Plaintiffs argue that nothing in the Federal Rules of Evidence precludes consideration of matters dehors the record for the purpose of proving judicial approval of the plan. Cf. Allen v. W.H.O. Alfalfa Milling Co., 272 F.2d 98, 100 (10th Cir.1959) (testimony is inadmissible where an Act of Congress requires proof by specific records). Plaintiffs further contend that if anything, the Federal Rules allow consideration of such evidence. See Fed.R.Evid. 102 (rules to be construed so that truth may be ascertained); id. 402 (all relevant evidence admissible); id. 601, 602 (every person competent to be a witness as to matters within personal knowledge).
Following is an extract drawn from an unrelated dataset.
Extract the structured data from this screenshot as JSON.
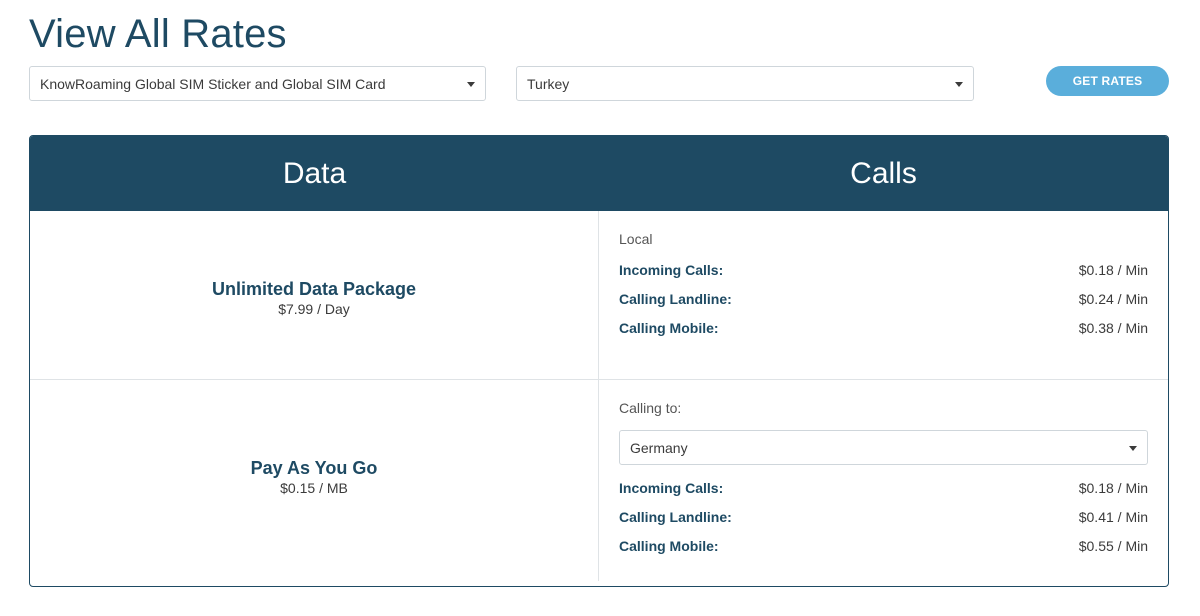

The court believes that a level of protection within the contemplation of Congress would be afforded either by a written record of judicial approval or by some present affirmative expression of a distinct recollection by Judge Brown. Plaintiffs have presented the court with no evidence of either a written record or of deposition or affidavit statements by Judge Brown that he recalls, with sufficient clarity, the alleged approval of the plan. Thus, there is an inadequate basis for concluding that the stockholders’ interests were in fact independently represented. Plaintiffs have failed to demonstrate a genuine issue of this material fact on which they bear the burden of proof, and summary judgment in defendant’s favor is therefore appropriate.
IT IS BY THE COURT THEREFORE ORDERED that defendant’s motion for summary judgment (Doc. 21) be granted.
IT IS FURTHER ORDERED that plaintiff’s motion for summary judgment (Doc. 24) be denied.
The court does not believe that oral argument would be useful in this case, and therefore denies plaintiffs’ request. D.Kan.Rule 206(d).